A l’écoute de mon jardin

A l'écoute de mon jardin

ALANDA GREENE nous appelle à écouter les plantes et la nature, et insiste sur la nécessité d’apprendre ce qu’elles ont à nous dire avant qu’il ne soit trop tard.

Carl Jung parlait souvent d’une expérience dont avait été témoin son collègue Richard Wilhelm, du temps où il vivait en Chine, au début du XXe siècle. Un village avait souffert d’une longue période de sécheresse. Après diverses tentatives infructueuses pour y remédier, les habitants décidèrent de faire appel au faiseur de pluie. Une délégation alla le chercher et le conduisit au village. Arrivé là, il demanda simplement à demeurer dans une petite hutte située à l’extérieur du village, sans être dérangé. Il y resta trois jours. Puis des nuages apparurent et répandirent une pluie bienfaisante et vivifiante sur la terre sèche.

«Mais comment avez-vous fait tomber la pluie ? » demandèrent les villageois. Il répondit: « Je n’ai rien fait. Je me suis assis et j’ai cherché à savoir d’où venait cette disharmonie en moi, depuis mon arrivée dans votre village. C’est le manque d’harmonie qui a provoqué la sécheresse. J’ai rétabli l’équilibre en moi et la pluie a pu venir.»

Si cette histoire était isolée, on pourrait la considérer comme une coïncidence étonnante, ou une invention. Mais on a des témoignages, dans le monde entier et à toutes les époques, que des sages ont provoqué ou interrompu la pluie et influencé d’autres phénomènes naturels. Aujourd’hui encore on signale de tels cas. L’omniprésence de ces récits atteste qu’il s’agit de phénomènes réels qui confirment l’ancien précepte : à l’extérieur comme à l’intérieur.
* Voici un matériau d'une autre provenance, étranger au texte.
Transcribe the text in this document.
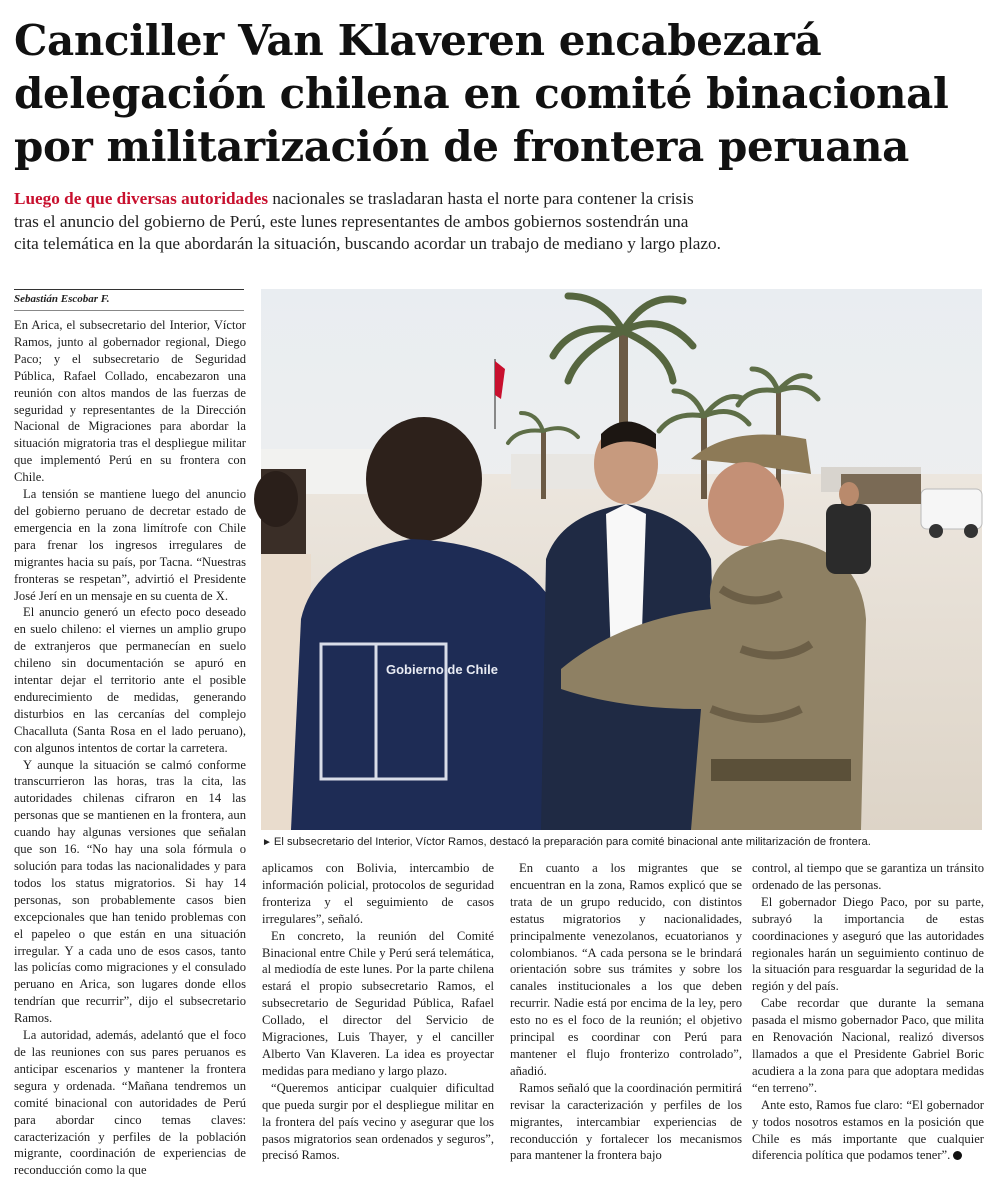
Canciller Van Klaveren encabezará
delegación chilena en comité binacional
por militarización de frontera peruana
Luego de que diversas autoridades nacionales se trasladaran hasta el norte para contener la crisis
tras el anuncio del gobierno de Perú, este lunes representantes de ambos gobiernos sostendrán una
cita telemática en la que abordarán la situación, buscando acordar un trabajo de mediano y largo plazo.
Sebastián Escobar F.

En Arica, el subsecretario del Interior, Víctor Ramos, junto al gobernador regional, Diego Paco; y el subsecretario de Seguridad Pública, Rafael Collado, encabezaron una reunión con altos mandos de las fuerzas de seguridad y representantes de la Dirección Nacional de Migraciones para abordar la situación migratoria tras el despliegue militar que implementó Perú en su frontera con Chile.

La tensión se mantiene luego del anuncio del gobierno peruano de decretar estado de emergencia en la zona limítrofe con Chile para frenar los ingresos irregulares de migrantes hacia su país, por Tacna. “Nuestras fronteras se respetan”, advirtió el Presidente José Jerí en un mensaje en su cuenta de X.

El anuncio generó un efecto poco deseado en suelo chileno: el viernes un amplio grupo de extranjeros que permanecían en suelo chileno sin documentación se apuró en intentar dejar el territorio ante el posible endurecimiento de medidas, generando disturbios en las cercanías del complejo Chacalluta (Santa Rosa en el lado peruano), con algunos intentos de cortar la carretera.

Y aunque la situación se calmó conforme transcurrieron las horas, tras la cita, las autoridades chilenas cifraron en 14 las personas que se mantienen en la frontera, aun cuando hay algunas versiones que señalan que son 16. “No hay una sola fórmula o solución para todas las nacionalidades y para todos los status migratorios. Si hay 14 personas, son probablemente casos bien excepcionales que han tenido problemas con el papeleo o que están en una situación irregular. Y a cada uno de esos casos, tanto las policías como migraciones y el consulado peruano en Arica, son lugares donde ellos tendrían que recurrir”, dijo el subsecretario Ramos.

La autoridad, además, adelantó que el foco de las reuniones con sus pares peruanos es anticipar escenarios y mantener la frontera segura y ordenada. “Mañana tendremos un comité binacional con autoridades de Perú para abordar cinco temas claves: caracterización y perfiles de la población migrante, coordinación de experiencias de reconducción como la que

Gobierno de Chile
► El subsecretario del Interior, Víctor Ramos, destacó la preparación para comité binacional ante militarización de frontera.

aplicamos con Bolivia, intercambio de información policial, protocolos de seguridad fronteriza y el seguimiento de casos irregulares”, señaló.

En concreto, la reunión del Comité Binacional entre Chile y Perú será telemática, al mediodía de este lunes. Por la parte chilena estará el propio subsecretario Ramos, el subsecretario de Seguridad Pública, Rafael Collado, el director del Servicio de Migraciones, Luis Thayer, y el canciller Alberto Van Klaveren. La idea es proyectar medidas para mediano y largo plazo.

“Queremos anticipar cualquier dificultad que pueda surgir por el despliegue militar en la frontera del país vecino y asegurar que los pasos migratorios sean ordenados y seguros”, precisó Ramos.

En cuanto a los migrantes que se encuentran en la zona, Ramos explicó que se trata de un grupo reducido, con distintos estatus migratorios y nacionalidades, principalmente venezolanos, ecuatorianos y colombianos. “A cada persona se le brindará orientación sobre sus trámites y sobre los canales institucionales a los que deben recurrir. Nadie está por encima de la ley, pero esto no es el foco de la reunión; el objetivo principal es coordinar con Perú para mantener el flujo fronterizo controlado”, añadió.

Ramos señaló que la coordinación permitirá revisar la caracterización y perfiles de los migrantes, intercambiar experiencias de reconducción y fortalecer los mecanismos para mantener la frontera bajo

control, al tiempo que se garantiza un tránsito ordenado de las personas.

El gobernador Diego Paco, por su parte, subrayó la importancia de estas coordinaciones y aseguró que las autoridades regionales harán un seguimiento continuo de la situación para resguardar la seguridad de la región y del país.

Cabe recordar que durante la semana pasada el mismo gobernador Paco, que milita en Renovación Nacional, realizó diversos llamados a que el Presidente Gabriel Boric acudiera a la zona para que adoptara medidas “en terreno”.

Ante esto, Ramos fue claro: “El gobernador y todos nosotros estamos en la posición que Chile es más importante que cualquier diferencia política que podamos tener”.
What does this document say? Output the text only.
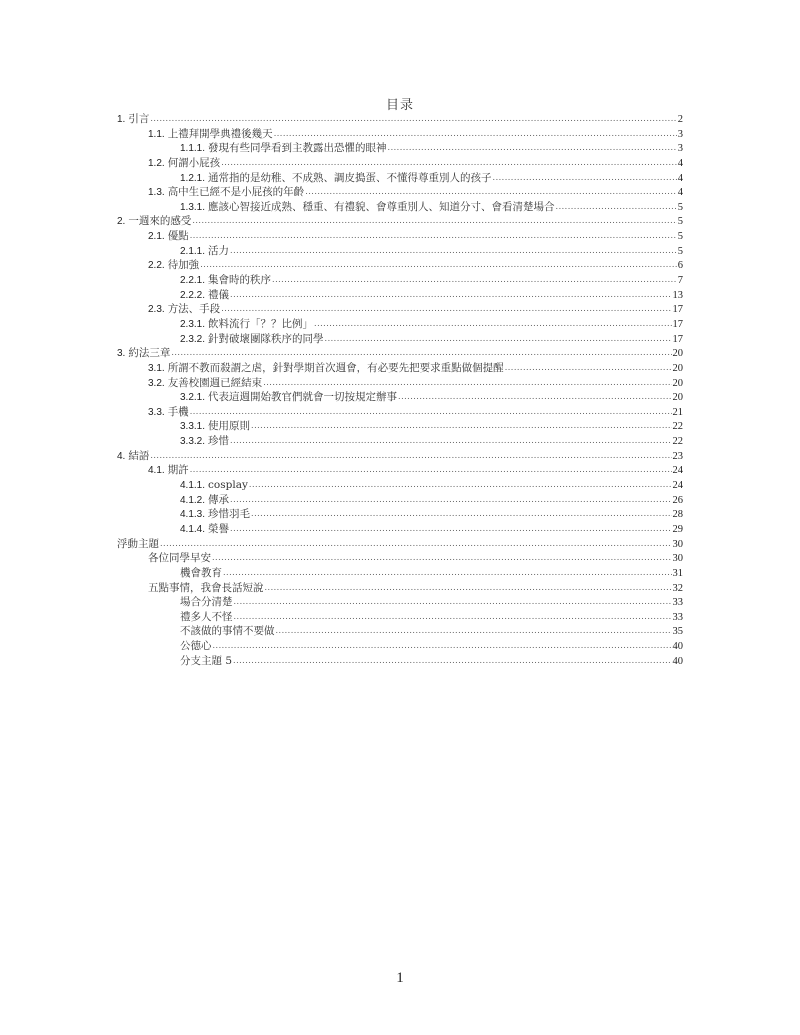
目录
1. 引言 .....	2
1.1. 上禮拜開學典禮後幾天 .....	3
1.1.1. 發現有些同學看到主教露出恐懼的眼神 .....	3
1.2. 何謂小屁孩 .....	4
1.2.1. 通常指的是幼稚、不成熟、調皮搗蛋、不懂得尊重別人的孩子 .....	4
1.3. 高中生已經不是小屁孩的年齡 .....	4
1.3.1. 應該心智接近成熟、穩重、有禮貌、會尊重別人、知道分寸、會看清楚場合 .....	5
2. 一週來的感受 .....	5
2.1. 優點 .....	5
2.1.1. 活力 .....	5
2.2. 待加強 .....	6
2.2.1. 集會時的秩序 .....	7
2.2.2. 禮儀 .....	13
2.3. 方法、手段 .....	17
2.3.1. 飲料流行「？？比例」 .....	17
2.3.2. 針對破壞團隊秩序的同學 .....	17
3. 約法三章 .....	20
3.1. 所謂不教而殺謂之虐，針對學期首次週會，有必要先把要求重點做個提醒 .....	20
3.2. 友善校園週已經結束 .....	20
3.2.1. 代表這週開始教官們就會一切按規定辦事 .....	20
3.3. 手機 .....	21
3.3.1. 使用原則 .....	22
3.3.2. 珍惜 .....	22
4. 結語 .....	23
4.1. 期許 .....	24
4.1.1. cosplay .....	24
4.1.2. 傳承 .....	26
4.1.3. 珍惜羽毛 .....	28
4.1.4. 榮譽 .....	29
浮動主題 .....	30
各位同學早安 .....	30
機會教育 .....	31
五點事情，我會長話短說 .....	32
場合分清楚 .....	33
禮多人不怪 .....	33
不該做的事情不要做 .....	35
公德心 .....	40
分支主題 5 .....	40
1
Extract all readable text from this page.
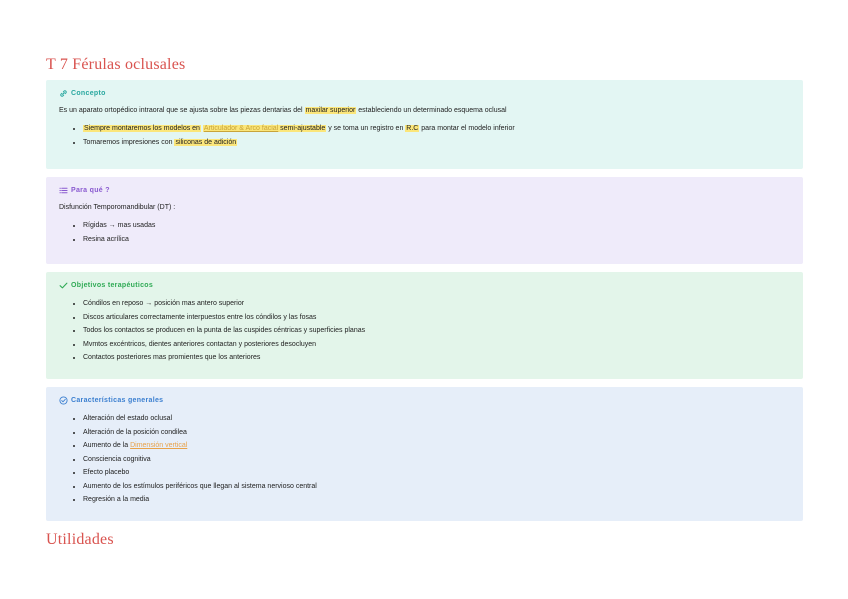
T 7 Férulas oclusales
Concepto
Es un aparato ortopédico intraoral que se ajusta sobre las piezas dentarias del maxilar superior estableciendo un determinado esquema oclusal
• Siempre montaremos los modelos en Articulador & Arco facial semi-ajustable y se toma un registro en R.C para montar el modelo inferior
• Tomaremos impresiones con siliconas de adición
Para qué ?
Disfunción Temporomandibular (DT) :
• Rígidas → mas usadas
• Resina acrílica
Objetivos terapéuticos
• Cóndilos en reposo → posición mas antero superior
• Discos articulares correctamente interpuestos entre los cóndilos y las fosas
• Todos los contactos se producen en la punta de las cuspides céntricas y superficies planas
• Mvmtos excéntricos, dientes anteriores contactan y posteriores desocluyen
• Contactos posteriores mas promientes que los anteriores
Características generales
• Alteración del estado oclusal
• Alteración de la posición condilea
• Aumento de la Dimensión vertical
• Consciencia cognitiva
• Efecto placebo
• Aumento de los estímulos periféricos que llegan al sistema nervioso central
• Regresión a la media
Utilidades
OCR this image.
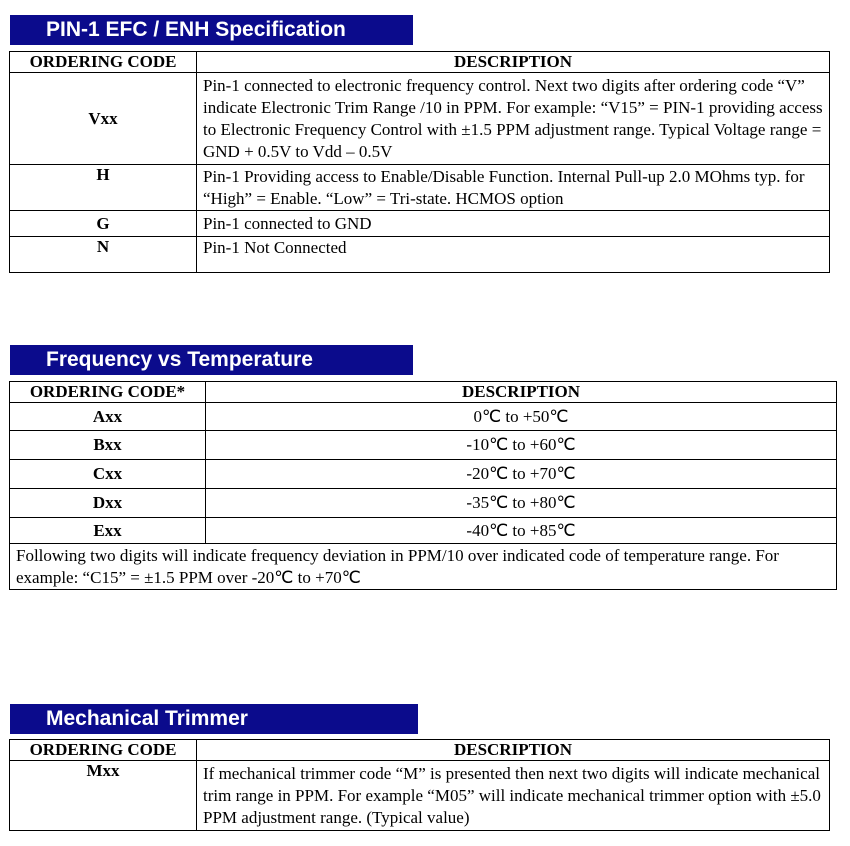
PIN-1 EFC / ENH Specification
ORDERING CODE	DESCRIPTION
Vxx	Pin-1 connected to electronic frequency control. Next two digits after ordering code “V” indicate Electronic Trim Range /10 in PPM. For example: “V15” = PIN-1 providing access to Electronic Frequency Control with ±1.5 PPM adjustment range. Typical Voltage range = GND + 0.5V to Vdd – 0.5V
H	Pin-1 Providing access to Enable/Disable Function. Internal Pull-up 2.0 MOhms typ. for “High” = Enable. “Low” = Tri-state. HCMOS option
G	Pin-1 connected to GND
N	Pin-1 Not Connected
Frequency vs Temperature
ORDERING CODE*	DESCRIPTION
Axx	0℃ to +50℃
Bxx	-10℃ to +60℃
Cxx	-20℃ to +70℃
Dxx	-35℃ to +80℃
Exx	-40℃ to +85℃
Following two digits will indicate frequency deviation in PPM/10 over indicated code of temperature range. For example: “C15” = ±1.5 PPM over -20℃ to +70℃	
Mechanical Trimmer
ORDERING CODE	DESCRIPTION
Mxx	If mechanical trimmer code “M” is presented then next two digits will indicate mechanical trim range in PPM. For example “M05” will indicate mechanical trimmer option with ±5.0 PPM adjustment range. (Typical value)
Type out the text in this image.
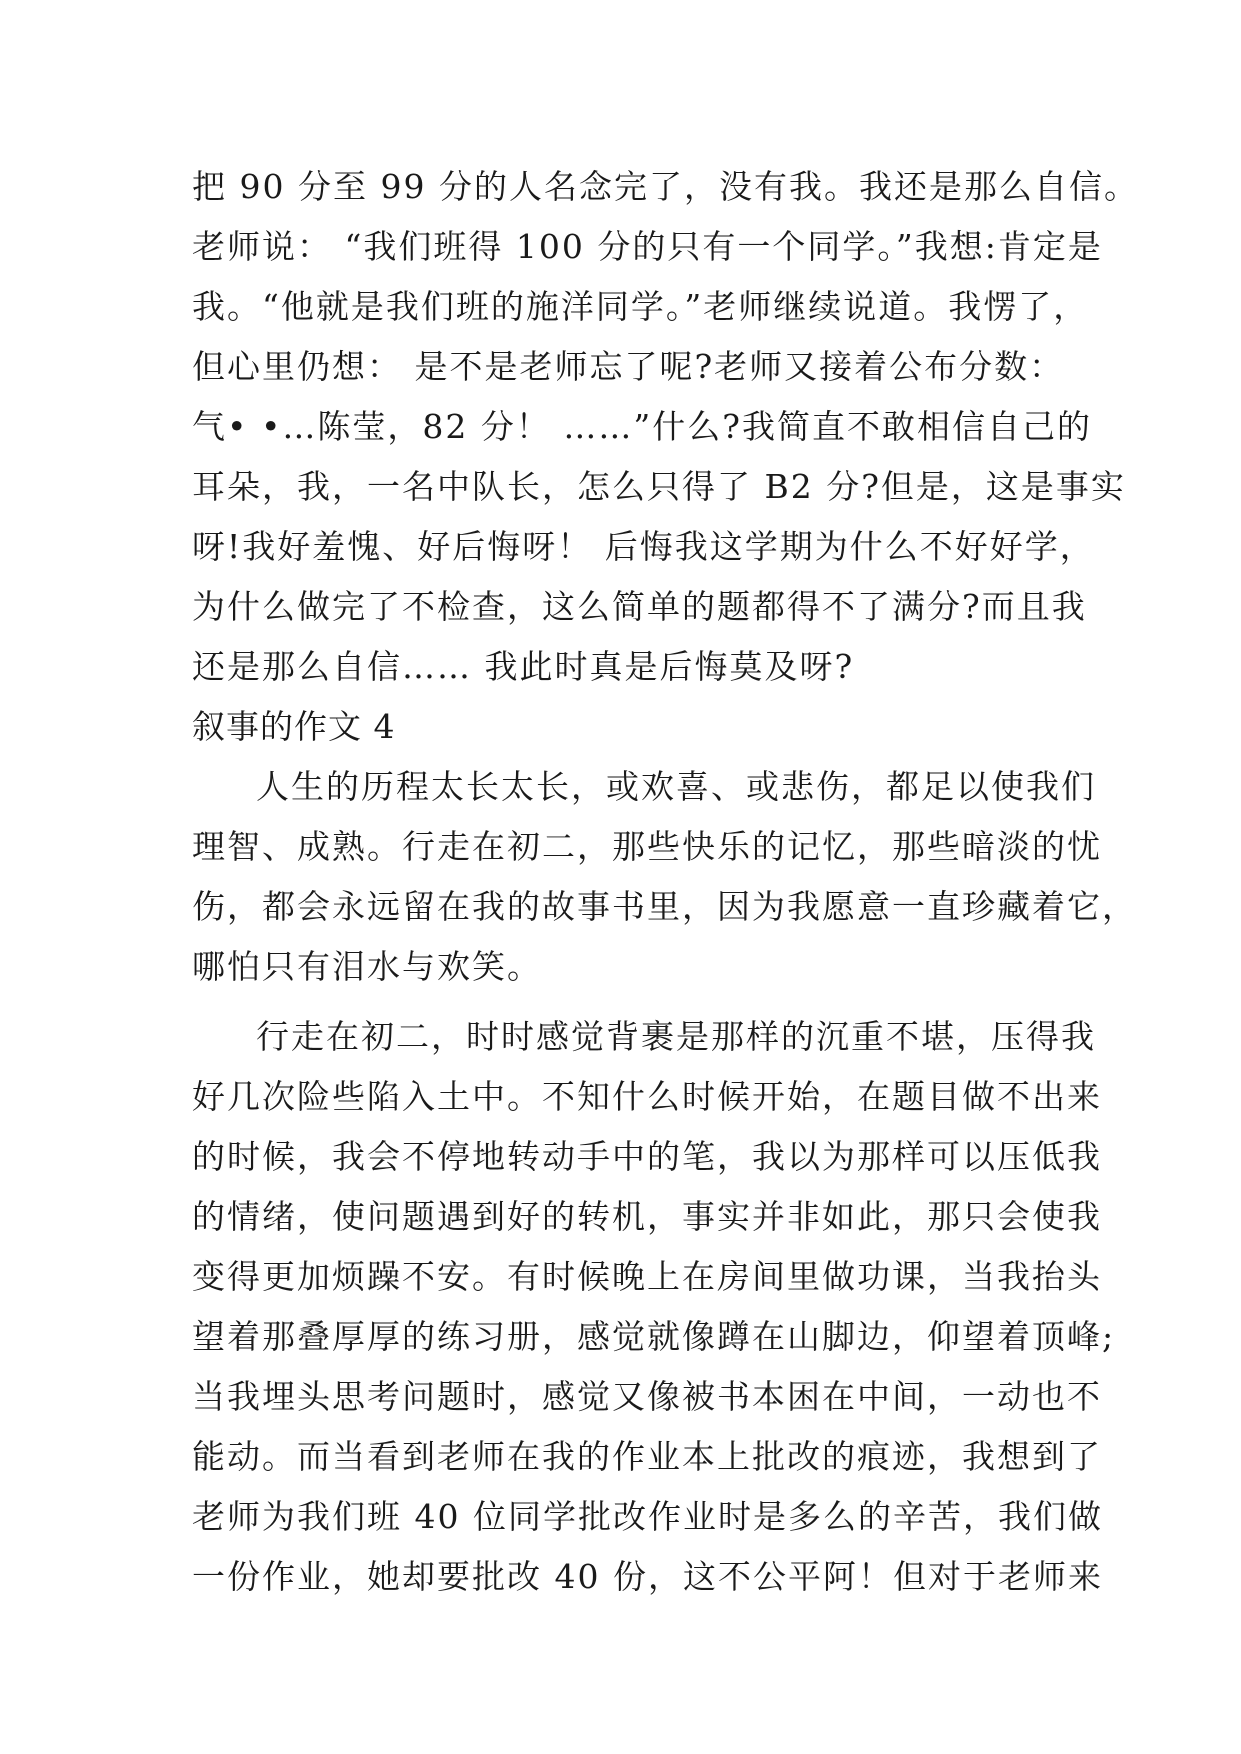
把 90 分至 99 分的人名念完了，没有我。我还是那么自信。
老师说： “我们班得 100 分的只有一个同学。”我想:肯定是
我。“他就是我们班的施洋同学。”老师继续说道。我愣了，
但心里仍想： 是不是老师忘了呢?老师又接着公布分数：
气• •…陈莹，82 分！ ……”什么?我简直不敢相信自己的
耳朵，我，一名中队长，怎么只得了 B2 分?但是，这是事实
呀!我好羞愧、好后悔呀！ 后悔我这学期为什么不好好学，
为什么做完了不检查，这么简单的题都得不了满分?而且我
还是那么自信…… 我此时真是后悔莫及呀?
叙事的作文 4
人生的历程太长太长，或欢喜、或悲伤，都足以使我们
理智、成熟。行走在初二，那些快乐的记忆，那些暗淡的忧
伤，都会永远留在我的故事书里，因为我愿意一直珍藏着它，
哪怕只有泪水与欢笑。
行走在初二，时时感觉背裹是那样的沉重不堪，压得我
好几次险些陷入土中。不知什么时候开始，在题目做不出来
的时候，我会不停地转动手中的笔，我以为那样可以压低我
的情绪，使问题遇到好的转机，事实并非如此，那只会使我
变得更加烦躁不安。有时候晚上在房间里做功课，当我抬头
望着那叠厚厚的练习册，感觉就像蹲在山脚边，仰望着顶峰;
当我埋头思考问题时，感觉又像被书本困在中间，一动也不
能动。而当看到老师在我的作业本上批改的痕迹，我想到了
老师为我们班 40 位同学批改作业时是多么的辛苦，我们做
一份作业，她却要批改 40 份，这不公平阿！但对于老师来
Une femme que je respecte beaucoup, qui enseigne et pratique la médecine chinoise et la thérapie par le son, nous rend attentifs à la crise de l’eau dans le monde. « Quand vous soignez un client, prenez soin de rétablir l’équilibre et la fluidité des liquides. C’est une façon d’améliorer la santé de la circulation de l’eau sur la Terre.» C’est ce qui s’appelle la sagesse de la connectivité.

Cette ancienne sagesse, on en a pourtant abandonné les enseignements, jugés puérils ou magiques; ils ont suscité les sarcasmes ou ont été ignorés. Mais cela ne change rien à ce principe fondamental : nous ne faisons qu’un avec cette Terre.

Par quel moyen pouvons-nous redécouvrir l’extraordinaire richesse de cette condition oubliée ? C’est une question que beaucoup d’entre nous se posent sous une forme ou une autre :

Comment retrouver le chemin de l’harmonie et de l’équilibre ? Comment agir avec sagesse pour rétablir de bonnes relations entre tous? Comment savoir quelles sont les actions sages?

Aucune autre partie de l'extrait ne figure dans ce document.